Tatsächlich werden derzeit leider Bevölkerungsgruppen gegeneinander ausgespielt, oft verbunden mit Schuldzuweisungen und Vorurteilen, Ressentiments werden bewusst geschürt und die Debatte vergiftet. Kirche kann der weit verbreiteten Unbarmherzigkeit und Härte mit der Frohen Botschaft und einsatzstarker Zuversicht so begegnen, dass es guten Grund zur Hoffnung gibt. Aus der Kraft des Evangeliums können wir uns an der Seite bedrängter und ungehörter Menschen intensiver für Frieden, Gerechtigkeit und die Bewahrung der Schöpfung einsetzen und damit auch Demokratie stärken. Die christliche Botschaft kann Identität, Halt und Gestaltungkraft geben. Verankert im Glauben können Christ*innen sich aktiv, kritisch und streitbar für Demokratie und Menschenrechte einsetzen – im persönlichen Umfeld, am Arbeitsplatz und in gesellschaftlichen Debatten.

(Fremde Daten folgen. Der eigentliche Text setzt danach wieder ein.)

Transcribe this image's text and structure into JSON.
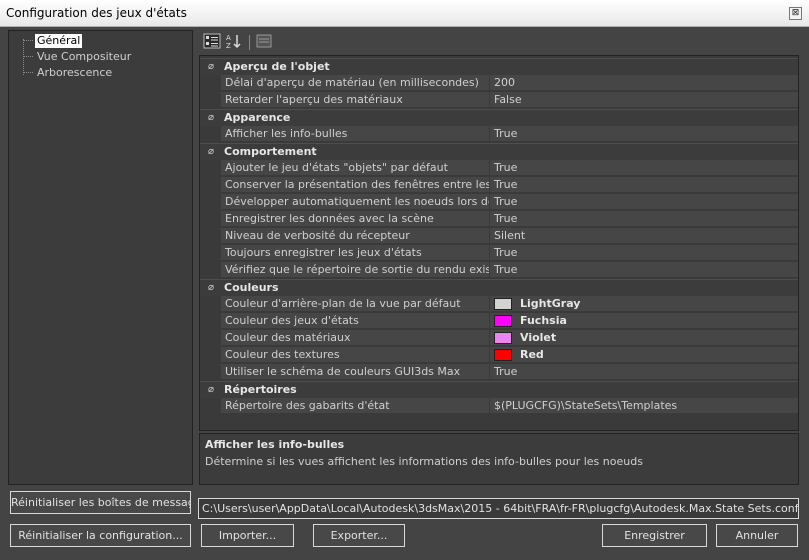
{
  "window": {
    "title": "Configuration des jeux d'états",
    "close_glyph": "⊠"
  },
  "tree": {
    "items": [
      "Général",
      "Vue Compositeur",
      "Arborescence"
    ]
  },
  "toolbar": {
    "icons": [
      "categorized-icon",
      "alphabetical-sort-icon",
      "property-pages-icon"
    ]
  },
  "grid": {
    "categories": [
      {
        "label": "Aperçu de l'objet",
        "props": [
          {
            "name": "Délai d'aperçu de matériau (en millisecondes)",
            "value": "200"
          },
          {
            "name": "Retarder l'aperçu des matériaux",
            "value": "False"
          }
        ]
      },
      {
        "label": "Apparence",
        "props": [
          {
            "name": "Afficher les info-bulles",
            "value": "True"
          }
        ]
      },
      {
        "label": "Comportement",
        "props": [
          {
            "name": "Ajouter le jeu d'états \"objets\" par défaut",
            "value": "True"
          },
          {
            "name": "Conserver la présentation des fenêtres entre les scènes",
            "value": "True"
          },
          {
            "name": "Développer automatiquement les noeuds lors de leur sélection",
            "value": "True"
          },
          {
            "name": "Enregistrer les données avec la scène",
            "value": "True"
          },
          {
            "name": "Niveau de verbosité du récepteur",
            "value": "Silent"
          },
          {
            "name": "Toujours enregistrer les jeux d'états",
            "value": "True"
          },
          {
            "name": "Vérifiez que le répertoire de sortie du rendu existe.",
            "value": "True"
          }
        ]
      },
      {
        "label": "Couleurs",
        "props": [
          {
            "name": "Couleur d'arrière-plan de la vue par défaut",
            "value": "LightGray",
            "color": "#d3d3d3"
          },
          {
            "name": "Couleur des jeux d'états",
            "value": "Fuchsia",
            "color": "#ff00ff"
          },
          {
            "name": "Couleur des matériaux",
            "value": "Violet",
            "color": "#ee82ee"
          },
          {
            "name": "Couleur des textures",
            "value": "Red",
            "color": "#ff0000"
          },
          {
            "name": "Utiliser le schéma de couleurs GUI3ds Max",
            "value": "True"
          }
        ]
      },
      {
        "label": "Répertoires",
        "props": [
          {
            "name": "Répertoire des gabarits d'état",
            "value": "$(PLUGCFG)\\StateSets\\Templates"
          }
        ]
      }
    ]
  },
  "description": {
    "title": "Afficher les info-bulles",
    "text": "Détermine si les vues affichent les informations des info-bulles pour les noeuds"
  },
  "buttons": {
    "reset_boxes": "Réinitialiser les boîtes de message",
    "reset_config": "Réinitialiser la configuration...",
    "import": "Importer...",
    "export": "Exporter...",
    "save": "Enregistrer",
    "cancel": "Annuler"
  },
  "config_path": "C:\\Users\\user\\AppData\\Local\\Autodesk\\3dsMax\\2015 - 64bit\\FRA\\fr-FR\\plugcfg\\Autodesk.Max.State Sets.config"
}
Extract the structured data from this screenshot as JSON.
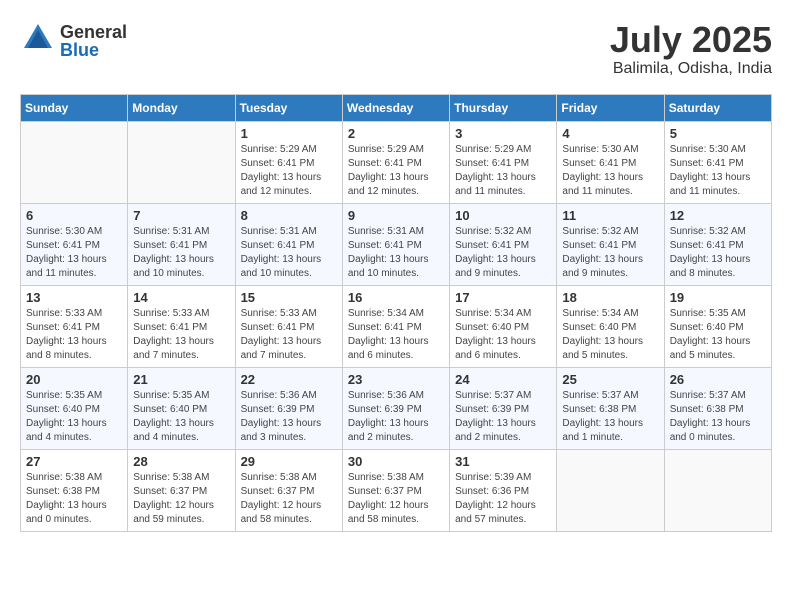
{
  "header": {
    "logo_general": "General",
    "logo_blue": "Blue",
    "month": "July 2025",
    "location": "Balimila, Odisha, India"
  },
  "days_of_week": [
    "Sunday",
    "Monday",
    "Tuesday",
    "Wednesday",
    "Thursday",
    "Friday",
    "Saturday"
  ],
  "weeks": [
    [
      {
        "day": "",
        "info": ""
      },
      {
        "day": "",
        "info": ""
      },
      {
        "day": "1",
        "info": "Sunrise: 5:29 AM\nSunset: 6:41 PM\nDaylight: 13 hours and 12 minutes."
      },
      {
        "day": "2",
        "info": "Sunrise: 5:29 AM\nSunset: 6:41 PM\nDaylight: 13 hours and 12 minutes."
      },
      {
        "day": "3",
        "info": "Sunrise: 5:29 AM\nSunset: 6:41 PM\nDaylight: 13 hours and 11 minutes."
      },
      {
        "day": "4",
        "info": "Sunrise: 5:30 AM\nSunset: 6:41 PM\nDaylight: 13 hours and 11 minutes."
      },
      {
        "day": "5",
        "info": "Sunrise: 5:30 AM\nSunset: 6:41 PM\nDaylight: 13 hours and 11 minutes."
      }
    ],
    [
      {
        "day": "6",
        "info": "Sunrise: 5:30 AM\nSunset: 6:41 PM\nDaylight: 13 hours and 11 minutes."
      },
      {
        "day": "7",
        "info": "Sunrise: 5:31 AM\nSunset: 6:41 PM\nDaylight: 13 hours and 10 minutes."
      },
      {
        "day": "8",
        "info": "Sunrise: 5:31 AM\nSunset: 6:41 PM\nDaylight: 13 hours and 10 minutes."
      },
      {
        "day": "9",
        "info": "Sunrise: 5:31 AM\nSunset: 6:41 PM\nDaylight: 13 hours and 10 minutes."
      },
      {
        "day": "10",
        "info": "Sunrise: 5:32 AM\nSunset: 6:41 PM\nDaylight: 13 hours and 9 minutes."
      },
      {
        "day": "11",
        "info": "Sunrise: 5:32 AM\nSunset: 6:41 PM\nDaylight: 13 hours and 9 minutes."
      },
      {
        "day": "12",
        "info": "Sunrise: 5:32 AM\nSunset: 6:41 PM\nDaylight: 13 hours and 8 minutes."
      }
    ],
    [
      {
        "day": "13",
        "info": "Sunrise: 5:33 AM\nSunset: 6:41 PM\nDaylight: 13 hours and 8 minutes."
      },
      {
        "day": "14",
        "info": "Sunrise: 5:33 AM\nSunset: 6:41 PM\nDaylight: 13 hours and 7 minutes."
      },
      {
        "day": "15",
        "info": "Sunrise: 5:33 AM\nSunset: 6:41 PM\nDaylight: 13 hours and 7 minutes."
      },
      {
        "day": "16",
        "info": "Sunrise: 5:34 AM\nSunset: 6:41 PM\nDaylight: 13 hours and 6 minutes."
      },
      {
        "day": "17",
        "info": "Sunrise: 5:34 AM\nSunset: 6:40 PM\nDaylight: 13 hours and 6 minutes."
      },
      {
        "day": "18",
        "info": "Sunrise: 5:34 AM\nSunset: 6:40 PM\nDaylight: 13 hours and 5 minutes."
      },
      {
        "day": "19",
        "info": "Sunrise: 5:35 AM\nSunset: 6:40 PM\nDaylight: 13 hours and 5 minutes."
      }
    ],
    [
      {
        "day": "20",
        "info": "Sunrise: 5:35 AM\nSunset: 6:40 PM\nDaylight: 13 hours and 4 minutes."
      },
      {
        "day": "21",
        "info": "Sunrise: 5:35 AM\nSunset: 6:40 PM\nDaylight: 13 hours and 4 minutes."
      },
      {
        "day": "22",
        "info": "Sunrise: 5:36 AM\nSunset: 6:39 PM\nDaylight: 13 hours and 3 minutes."
      },
      {
        "day": "23",
        "info": "Sunrise: 5:36 AM\nSunset: 6:39 PM\nDaylight: 13 hours and 2 minutes."
      },
      {
        "day": "24",
        "info": "Sunrise: 5:37 AM\nSunset: 6:39 PM\nDaylight: 13 hours and 2 minutes."
      },
      {
        "day": "25",
        "info": "Sunrise: 5:37 AM\nSunset: 6:38 PM\nDaylight: 13 hours and 1 minute."
      },
      {
        "day": "26",
        "info": "Sunrise: 5:37 AM\nSunset: 6:38 PM\nDaylight: 13 hours and 0 minutes."
      }
    ],
    [
      {
        "day": "27",
        "info": "Sunrise: 5:38 AM\nSunset: 6:38 PM\nDaylight: 13 hours and 0 minutes."
      },
      {
        "day": "28",
        "info": "Sunrise: 5:38 AM\nSunset: 6:37 PM\nDaylight: 12 hours and 59 minutes."
      },
      {
        "day": "29",
        "info": "Sunrise: 5:38 AM\nSunset: 6:37 PM\nDaylight: 12 hours and 58 minutes."
      },
      {
        "day": "30",
        "info": "Sunrise: 5:38 AM\nSunset: 6:37 PM\nDaylight: 12 hours and 58 minutes."
      },
      {
        "day": "31",
        "info": "Sunrise: 5:39 AM\nSunset: 6:36 PM\nDaylight: 12 hours and 57 minutes."
      },
      {
        "day": "",
        "info": ""
      },
      {
        "day": "",
        "info": ""
      }
    ]
  ]
}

Um den Herausforderungen im Themenfeld adäquat begegnen zu können, hat die Synode der EKHN beschlossen, die Arbeit für demokratische Teilhabe dauerhaft fortzuführen. Das ist ein starkes Zeichen an Engagierte in Kirche und Gesellschaft. Wir lassen an den Rand gedrängte Menschen, die von einer Rhetorik und Politik des Niedergangs und der Niedertracht bedroht werden, nicht allein, sondern stellen uns an ihre Seite und setzen uns für ein menschenwürdiges, gerechtes und demokratisches Gemeinwesen ein. Ein Schwerpunkt wird auf der kirchlichen Unterstützung gesellschaftspolitischen Engagements und demokratischer Teilhabe junger Erwachsener und Familien liegen. Diese Zielgruppe soll besser mit ihren Anliegen in der Kirche Platz finden und aktiv werden können. Die Demokratiearbeit der EKHN kann dafür an viele Erfahrungen und Netzwerke anknüpfen und zugleich neue Wege gehen. Wir haben große Aufgaben vor uns. Diese gehen wir mit Entschlossenheit an.